Showing results for 
Search instead for 
Did you mean: 

Blocking Youtube


I'm trying to block this site ( for the LAN users. I found an option in the class-map configuration that seems to allow me to do this but it's not working. the configuration is below:

class-map Youtube-Class

match protocol youtube

policy-map NoYoutube-Policy

class Youtube-class


interface g0/0.10

!-- Ommited--

service-policy output NoYoutube-Policy

service-policy input NoYoutube-Policy

I guess it should be necessary to set the policy only in one way but since that wasn't working I tried both.

Am I missing something? or the "match protocol youtube" command is intended for other purposes.

By the way, I'm using a router as specified:

    • Model CISCO2921/K9.
    • No additional license installed.
    • System image: c2900-universalk9-mz.SPA.151-4.M2.bin



JIC: there are some Uppercase/Lowercase mistakes in the previous post, but it is correctly configured in the router.
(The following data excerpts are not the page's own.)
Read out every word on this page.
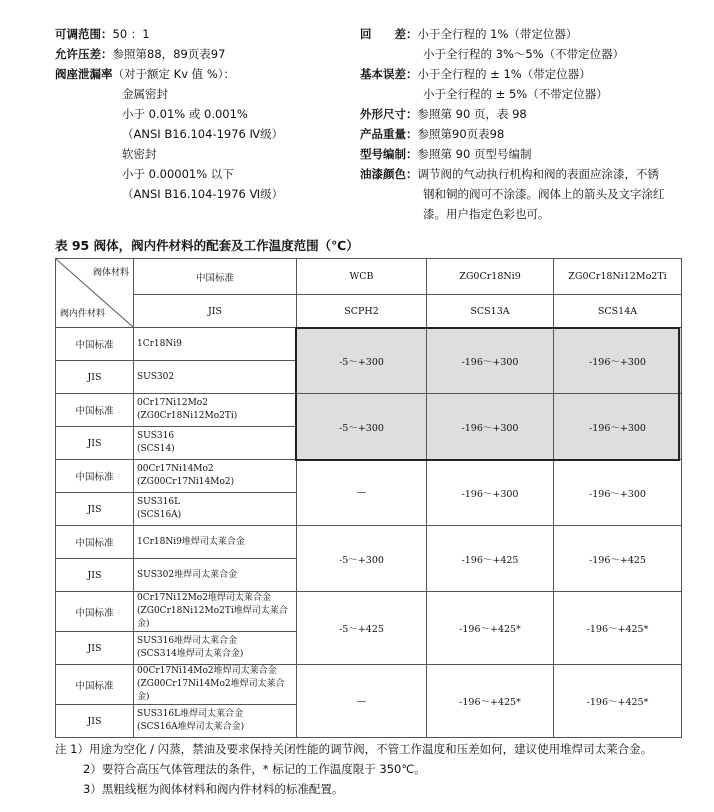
可调范围：50 ：1
允许压差：参照第88，89页表97
阀座泄漏率（对于额定 Kv 值 %）：
金属密封
小于 0.01% 或 0.001%
（ANSI B16.104-1976 Ⅳ级）
软密封
小于 0.00001% 以下
（ANSI B16.104-1976 Ⅵ级）
回　　差：小于全行程的 1%（带定位器）
小于全行程的 3%～5%（不带定位器）
基本误差：小于全行程的 ± 1%（带定位器）
小于全行程的 ± 5%（不带定位器）
外形尺寸：参照第 90 页，表 98
产品重量：参照第90页表98
型号编制：参照第 90 页型号编制
油漆颜色：调节阀的气动执行机构和阀的表面应涂漆，不锈
钢和铜的阀可不涂漆。阀体上的箭头及文字涂红
漆。用户指定色彩也可。
表 95 阀体，阀内件材料的配套及工作温度范围（℃）
阀体材料
阀内件材料	中国标准	WCB	ZG0Cr18Ni9	ZG0Cr18Ni12Mo2Ti
	JIS	SCPH2	SCS13A	SCS14A
中国标准	1Cr18Ni9	-5～+300	-196～+300	-196～+300
JIS	SUS302			

中国标准	0Cr17Ni12Mo2
(ZG0Cr18Ni12Mo2Ti)	-5～+300	-196～+300	-196～+300
JIS	SUS316
(SCS14)			

中国标准	00Cr17Ni14Mo2
(ZG00Cr17Ni14Mo2)	—	-196～+300	-196～+300
JIS	SUS316L
(SCS16A)			

中国标准	1Cr18Ni9堆焊司太莱合金	-5～+300	-196～+425	-196～+425
JIS	SUS302堆焊司太莱合金			

中国标准	0Cr17Ni12Mo2堆焊司太莱合金
(ZG0Cr18Ni12Mo2Ti堆焊司太莱合金)	-5～+425	-196～+425*	-196～+425*
JIS	SUS316堆焊司太莱合金
(SCS314堆焊司太莱合金)			

中国标准	00Cr17Ni14Mo2堆焊司太莱合金
(ZG00Cr17Ni14Mo2堆焊司太莱合金)	—	-196～+425*	-196～+425*
JIS	SUS316L堆焊司太莱合金
(SCS16A堆焊司太莱合金)			
注 1）用途为空化 / 闪蒸，禁油及要求保持关闭性能的调节阀，不管工作温度和压差如何，建议使用堆焊司太莱合金。
2）要符合高压气体管理法的条件，* 标记的工作温度限于 350℃。
3）黑粗线框为阀体材料和阀内件材料的标准配置。
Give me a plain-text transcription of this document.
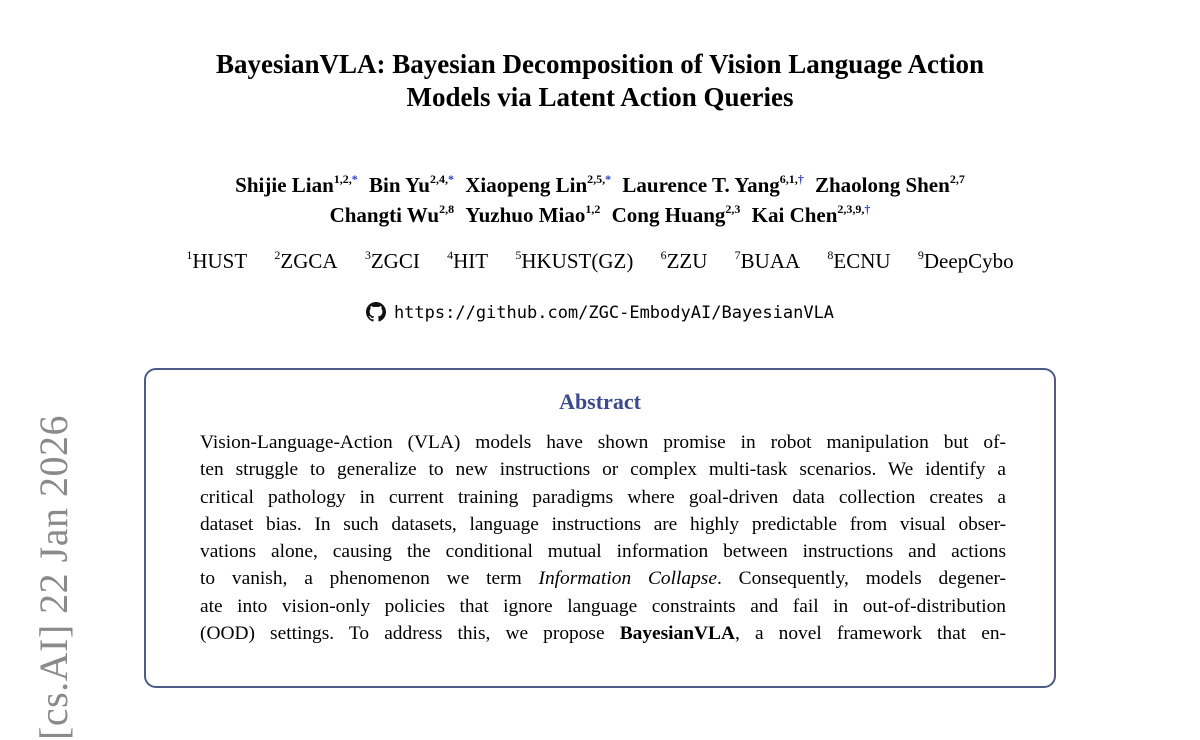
BayesianVLA: Bayesian Decomposition of Vision Language Action
Models via Latent Action Queries
Shijie Lian$^{1,2,*}$ Bin $Yu^{2,4,*}$ Xiaopeng Lin$^{2,5,*}$ Laurence T. Yang$^{6,1,\dagger}$ Zhaolong Shen$^{2,7}$
Changti Wu$^{2,8}$ Yuzhuo Miao$^{1,2}$ Cong Huang$^{2,3}$ Kai Chen$^{2,3,9,\dagger}$
$^1$HUST $^2$ZGCA $^3$ZGCI $^4$HIT $^5$HKUST(GZ) $^6$ZZU $^7$BUAA $^8$ECNU $^9$DeepCybo
https://github.com/ZGC-EmbodyAI/BayesianVLA
Abstract
Vision-Language-Action (VLA) models have shown promise in robot manipulation but of-
ten struggle to generalize to new instructions or complex multi-task scenarios. We identify a
critical pathology in current training paradigms where goal-driven data collection creates a
dataset bias. In such datasets, language instructions are highly predictable from visual obser-
vations alone, causing the conditional mutual information between instructions and actions
to vanish, a phenomenon we term Information Collapse. Consequently, models degener-
ate into vision-only policies that ignore language constraints and fail in out-of-distribution
(OOD) settings. To address this, we propose BayesianVLA, a novel framework that en-
[cs.AI] 22 Jan 2026
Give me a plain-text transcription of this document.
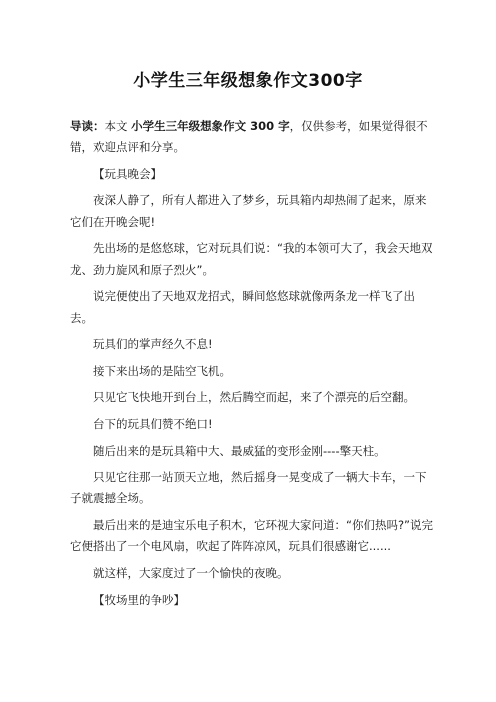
小学生三年级想象作文300字

导读：本文 小学生三年级想象作文 300 字，仅供参考，如果觉得很不错，欢迎点评和分享。

【玩具晚会】

夜深人静了，所有人都进入了梦乡，玩具箱内却热闹了起来，原来它们在开晚会呢!

先出场的是悠悠球，它对玩具们说：“我的本领可大了，我会天地双龙、劲力旋风和原子烈火”。

说完便使出了天地双龙招式，瞬间悠悠球就像两条龙一样飞了出去。

玩具们的掌声经久不息!

接下来出场的是陆空飞机。

只见它飞快地开到台上，然后腾空而起，来了个漂亮的后空翻。

台下的玩具们赞不绝口!

随后出来的是玩具箱中大、最威猛的变形金刚----擎天柱。

只见它往那一站顶天立地，然后摇身一晃变成了一辆大卡车，一下子就震撼全场。

最后出来的是迪宝乐电子积木，它环视大家问道：“你们热吗?”说完它便搭出了一个电风扇，吹起了阵阵凉风，玩具们很感谢它......

就这样，大家度过了一个愉快的夜晚。

【牧场里的争吵】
Just use an ACL and that will make it easier.


Hi Ricardo,

It is better to apply the policies to the interface that your users are using as their default gateway.

With this policies you are using NBAR.

In order to be sure that the NBAR works fine just configure the ip nbar protocol-discovery under the interface.

This will enable nbar discovery on your router.

If you use the next command "show ip nbar protocol-discovery stats bit-rate top-n 10" it will show you the top 10

bandwidth-eating applications . (just attention with nbar command since may increase the CPU/Memory needs of the router)

In this way you can see if the youtube appears in the list and then to block/restrict traffic with appropriate QoS policy.

If this does not work, I do not think that the ACL could work since ACL also uses NBAR to match youtube traffic.

Hope that helps!



I meant an IP address ACL.

OP can let us know later his luck with other methods.


Thanks to all for te replies.

        1. I think using an IP address ACL is not possible because as far as I know, youtube shares the same IP address range with google and may be even gmail, which must remain allowed.
        2. I am applying the policy-map to the default gateway interface.
          • I saw in other post that NBAR doesn't work when applied to subinterfaces, I tried that in a 2911 and it displayed an error to confirm it, with the 2921 however, there was no error message, even so I used the workaround suggested that was using the NBAR policy as a child inside a Parent policy.
          • I used the "show policy-map interface g0/0.10" command and there was some matches for the Youtube-Class class-map at the input.
          • Besides I noticed that sometimes, youtube was blocked (while other sites remain open) but sometimes it was still accessible without any changes.
        3. Any way, I'll try as Basileios says, see how it works.
        4. Paolo, you pointed out that you meant an IP address ACL... just for curiosity, is there another kind of ACL besides IP and MAC (those are all I know).
        5. And finally... could somebody explain to me how the "mathc protocol youtube" command works?
          • As far as I know, youtube doesn't use any particular protocol other than HTTP.
          • Is there a difference between using "match protocol youtube" and a combination of "match protocol http" with a filter on the URL *
          • I ask this because that second one is what I was using before, until I noticed that accesing youtube was still possible just by changing the "http" protocol to "https" in the browser window. And the same thing happens when using the "match protocol youtube" command, sometimes it blocks "http://" but it never blocks "".

Would this be easier with an ASA firewall? may be I'm just trying to setup a feature in the wrong device. Would it be possible to filter specific DNS queries? (just for some users while others still have access)

Thanks for all your help.


Does NBAR actually block the site? I would expect it only to block the video content apps. There is probably a much easier way to simply block the domain name. But then I suppose the NBAR would also pick up on other sites with embedded YouTube vids which might not match the domain filter.

Sent from Cisco Technical Support iPhone App



Using an ASA to block is not going to solve the problem. An ASA is unable to inspect encrypted traffic.

One alternative is to use a site like whois to find out all the IP addresses used by Youtube. Then write an ACL to block all these IP addresses. This will also block HTTPS traffic. However this can be a big task if Youtube keep registering new addresses for their site.

The simplest solution would be to install a proxy server. Direct all Internet traffic through this server. Then create a rule on this server to block Youtube.